HC |

SAN manufacturers are in trouble.

IDC says that array vendor market share is flat despite continued massive growth in storage.

Hyper-convergence (HC) contributes to SAN manufacturer woes. The March 23, 2015 PiperJaffray research report states, “We believe EMC is losing share in the converged infrastructure market to vendors such as Nutanix.”

One of the most compelling advantages of HC is the cost savings. This is particularly evident when evaluated within the context of Moore’s Law.

Moore’s Law – Friend to Hyper-Convergence, Enemy to SAN

Moore’s Law, which states that the number of transistors on a processor doubles every 18 months, has long powered the IT industry. Laptops, the World Wide Web, iPhone and cloud computing are examples of technologies enabled by ever faster CPUs.

Moore’s Law in Action (via Igmur)

Innovative CPU manufacturing approaches such as increasing the number of cores, photonics and memristors should continue the Moore’s Law trajectory for a long time to come. The newly released Intel Haswell E5-2600 CPUs, for example, show performance gains of 18% – 30% over the Sandy Bridge predecessor.
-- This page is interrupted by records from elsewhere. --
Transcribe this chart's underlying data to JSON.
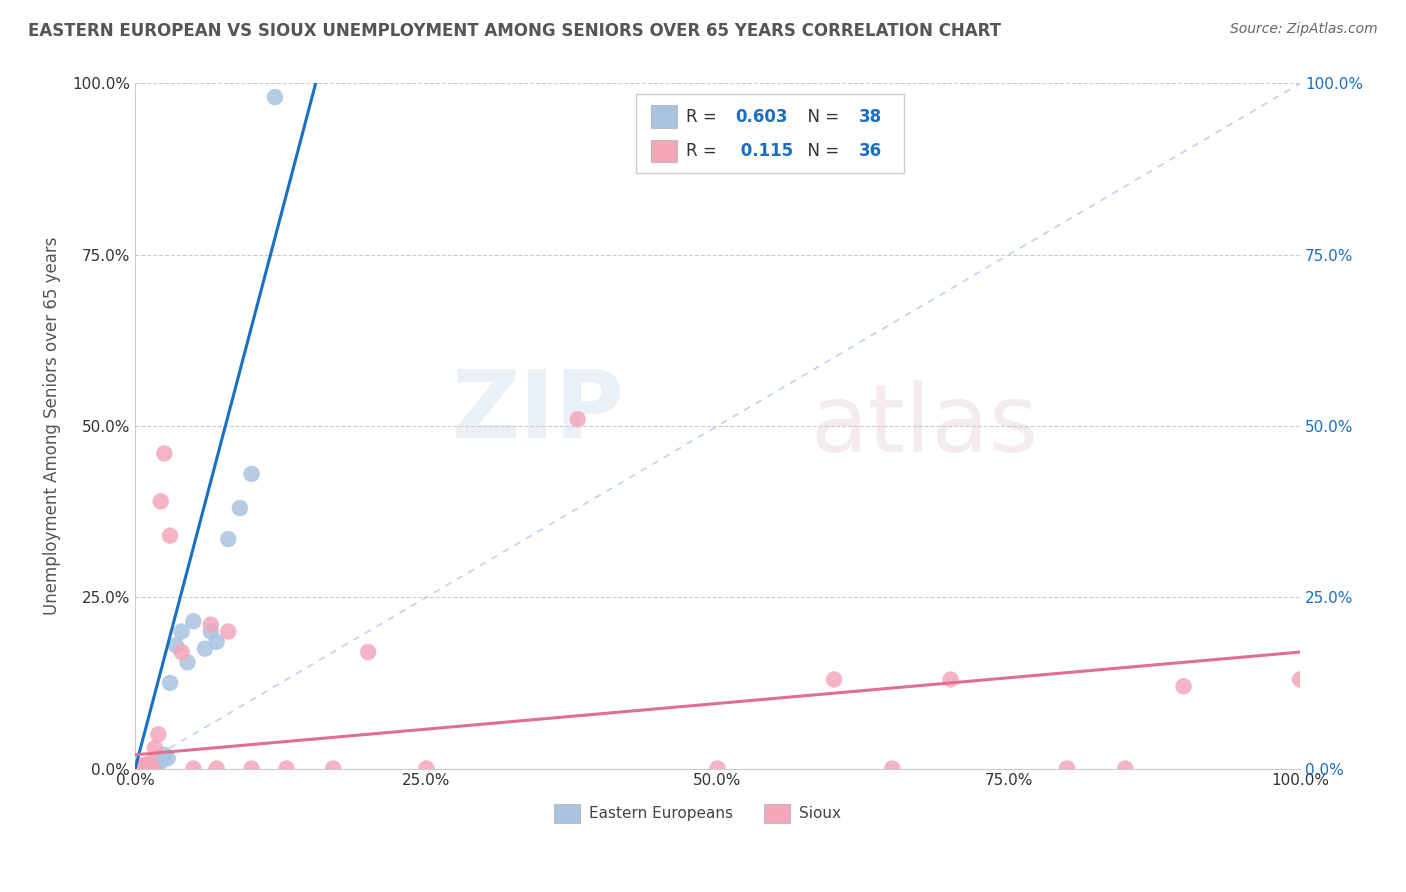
{
  "title": "EASTERN EUROPEAN VS SIOUX UNEMPLOYMENT AMONG SENIORS OVER 65 YEARS CORRELATION CHART",
  "source": "Source: ZipAtlas.com",
  "ylabel": "Unemployment Among Seniors over 65 years",
  "xlim": [
    0,
    1.0
  ],
  "ylim": [
    0,
    1.0
  ],
  "xtick_labels": [
    "0.0%",
    "25.0%",
    "50.0%",
    "75.0%",
    "100.0%"
  ],
  "xtick_vals": [
    0.0,
    0.25,
    0.5,
    0.75,
    1.0
  ],
  "ytick_labels": [
    "0.0%",
    "25.0%",
    "50.0%",
    "75.0%",
    "100.0%"
  ],
  "ytick_vals": [
    0.0,
    0.25,
    0.5,
    0.75,
    1.0
  ],
  "eastern_R": "0.603",
  "eastern_N": "38",
  "sioux_R": "0.115",
  "sioux_N": "36",
  "eastern_color": "#a8c4e0",
  "sioux_color": "#f4a7b9",
  "eastern_line_color": "#1a6fc4",
  "sioux_line_color": "#e07090",
  "legend_color_eastern": "#a8c4e0",
  "legend_color_sioux": "#f4a7b9",
  "watermark_zip": "ZIP",
  "watermark_atlas": "atlas",
  "background_color": "#ffffff",
  "grid_color": "#cccccc",
  "title_color": "#555555",
  "r_n_color": "#1a6fc4",
  "left_tick_color": "#333333",
  "right_tick_color": "#1a6fc4",
  "eastern_x": [
    0.003,
    0.004,
    0.005,
    0.006,
    0.006,
    0.007,
    0.007,
    0.008,
    0.008,
    0.009,
    0.009,
    0.01,
    0.01,
    0.011,
    0.012,
    0.012,
    0.013,
    0.014,
    0.015,
    0.016,
    0.017,
    0.018,
    0.02,
    0.022,
    0.025,
    0.028,
    0.03,
    0.035,
    0.04,
    0.045,
    0.05,
    0.06,
    0.065,
    0.07,
    0.08,
    0.09,
    0.1,
    0.12
  ],
  "eastern_y": [
    0.0,
    0.0,
    0.0,
    0.0,
    0.003,
    0.0,
    0.005,
    0.0,
    0.002,
    0.0,
    0.004,
    0.0,
    0.003,
    0.005,
    0.0,
    0.006,
    0.003,
    0.008,
    0.005,
    0.007,
    0.01,
    0.008,
    0.015,
    0.01,
    0.02,
    0.015,
    0.125,
    0.18,
    0.2,
    0.155,
    0.215,
    0.175,
    0.2,
    0.185,
    0.335,
    0.38,
    0.43,
    0.98
  ],
  "eastern_line_x": [
    0.0,
    0.155
  ],
  "eastern_line_y": [
    0.0,
    1.0
  ],
  "sioux_x": [
    0.003,
    0.004,
    0.005,
    0.006,
    0.007,
    0.008,
    0.009,
    0.01,
    0.011,
    0.012,
    0.013,
    0.015,
    0.017,
    0.02,
    0.022,
    0.025,
    0.03,
    0.04,
    0.05,
    0.065,
    0.07,
    0.08,
    0.1,
    0.13,
    0.17,
    0.2,
    0.25,
    0.38,
    0.5,
    0.6,
    0.65,
    0.7,
    0.8,
    0.85,
    0.9,
    1.0
  ],
  "sioux_y": [
    0.0,
    0.0,
    0.003,
    0.0,
    0.0,
    0.005,
    0.0,
    0.003,
    0.0,
    0.0,
    0.008,
    0.0,
    0.03,
    0.05,
    0.39,
    0.46,
    0.34,
    0.17,
    0.0,
    0.21,
    0.0,
    0.2,
    0.0,
    0.0,
    0.0,
    0.17,
    0.0,
    0.51,
    0.0,
    0.13,
    0.0,
    0.13,
    0.0,
    0.0,
    0.12,
    0.13
  ],
  "sioux_line_x": [
    0.0,
    1.0
  ],
  "sioux_line_y": [
    0.02,
    0.17
  ]
}
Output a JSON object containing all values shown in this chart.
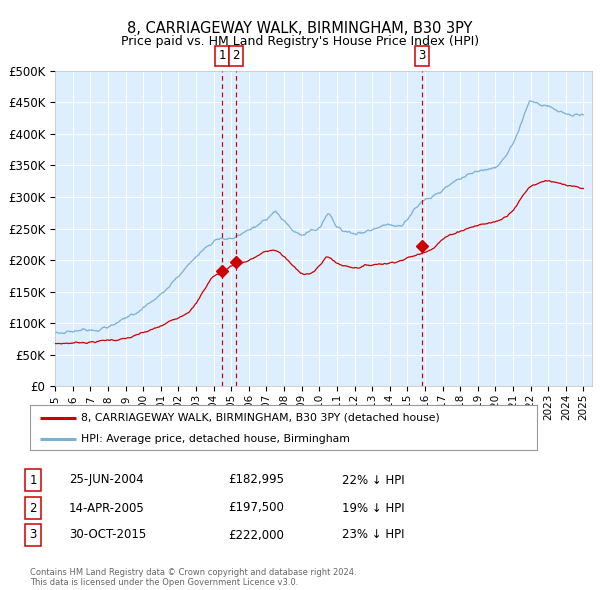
{
  "title": "8, CARRIAGEWAY WALK, BIRMINGHAM, B30 3PY",
  "subtitle": "Price paid vs. HM Land Registry's House Price Index (HPI)",
  "title_fontsize": 10.5,
  "subtitle_fontsize": 9.0,
  "background_color": "#ddeeff",
  "fig_bg_color": "#ffffff",
  "ylim": [
    0,
    500000
  ],
  "yticks": [
    0,
    50000,
    100000,
    150000,
    200000,
    250000,
    300000,
    350000,
    400000,
    450000,
    500000
  ],
  "legend_entries": [
    "8, CARRIAGEWAY WALK, BIRMINGHAM, B30 3PY (detached house)",
    "HPI: Average price, detached house, Birmingham"
  ],
  "legend_colors": [
    "#cc0000",
    "#7ab0d4"
  ],
  "sale_dates": [
    "25-JUN-2004",
    "14-APR-2005",
    "30-OCT-2015"
  ],
  "sale_prices": [
    182995,
    197500,
    222000
  ],
  "sale_labels": [
    "1",
    "2",
    "3"
  ],
  "sale_hpi_pct": [
    "22%",
    "19%",
    "23%"
  ],
  "vline_x": [
    2004.48,
    2005.29,
    2015.83
  ],
  "footer_text": "Contains HM Land Registry data © Crown copyright and database right 2024.\nThis data is licensed under the Open Government Licence v3.0.",
  "grid_color": "#ffffff",
  "vline_color": "#cc0000",
  "red_line_color": "#cc0000",
  "blue_line_color": "#7ab0d4",
  "price_col": [
    "£182,995",
    "£197,500",
    "£222,000"
  ]
}
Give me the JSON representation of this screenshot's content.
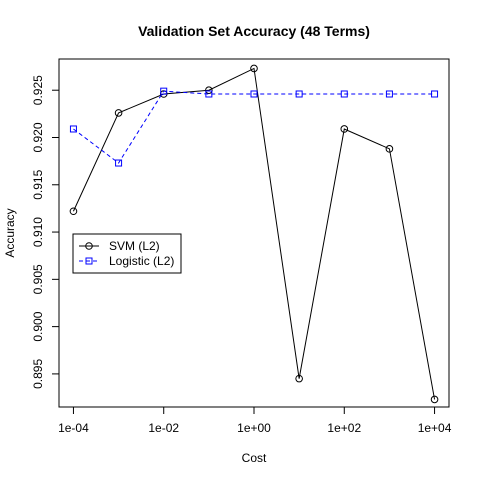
{
  "chart_data": {
    "type": "line",
    "title": "Validation Set Accuracy (48 Terms)",
    "xlabel": "Cost",
    "ylabel": "Accuracy",
    "x_scale": "log",
    "x": [
      0.0001,
      0.001,
      0.01,
      0.1,
      1,
      10,
      100,
      1000,
      10000
    ],
    "x_ticks": [
      0.0001,
      0.01,
      1,
      100,
      10000
    ],
    "x_tick_labels": [
      "1e-04",
      "1e-02",
      "1e+00",
      "1e+02",
      "1e+04"
    ],
    "y_ticks": [
      0.895,
      0.9,
      0.905,
      0.91,
      0.915,
      0.92,
      0.925
    ],
    "y_tick_labels": [
      "0.895",
      "0.900",
      "0.905",
      "0.910",
      "0.915",
      "0.920",
      "0.925"
    ],
    "ylim": [
      0.8915,
      0.9283
    ],
    "grid": false,
    "legend_position": "center-left",
    "series": [
      {
        "name": "SVM (L2)",
        "values": [
          0.9122,
          0.9226,
          0.9246,
          0.925,
          0.9273,
          0.8945,
          0.9209,
          0.9188,
          0.8923
        ],
        "color": "#000000",
        "line_style": "solid",
        "marker": "circle"
      },
      {
        "name": "Logistic (L2)",
        "values": [
          0.9209,
          0.9173,
          0.9249,
          0.9246,
          0.9246,
          0.9246,
          0.9246,
          0.9246,
          0.9246
        ],
        "color": "#0000ff",
        "line_style": "dashed",
        "marker": "square"
      }
    ]
  }
}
Here are the 10 reasons why Moore’s Law is an essential consideration when evaluating hyper-convergence versus traditional 3-tier infrastructure:

1. SANs were built for physical, not virtual infrastructure.

Virtualization is an example of an IT industry innovation made possible by Moore’s Law. But while higher-performing servers, particularly Cisco UCS, helped optimize virtualization capabilities, arrays remained mired in the physical world for which they were designed. Even all-flash arrays are constrained by the transport latency between the storage and compute which does not evolve as quickly.

The following image from Chad Sakac’s post, VMware I/O queues, “micro-bursting”, and multipathing, shows the complexity (meaning higher costs) of supporting virtual machines with a SAN architecture.

HC: Hyper-convergence was built from the ground up to host a virtualized datacenter (“Hyper” in hyper-convergence refers to “hypervisor”, not to “ultra”). The image below from Andre Leibovici’s post, Nutanix Traffic Routing: Setting the Story Straight, shows the much more elegant and efficient access to data enabled by HC.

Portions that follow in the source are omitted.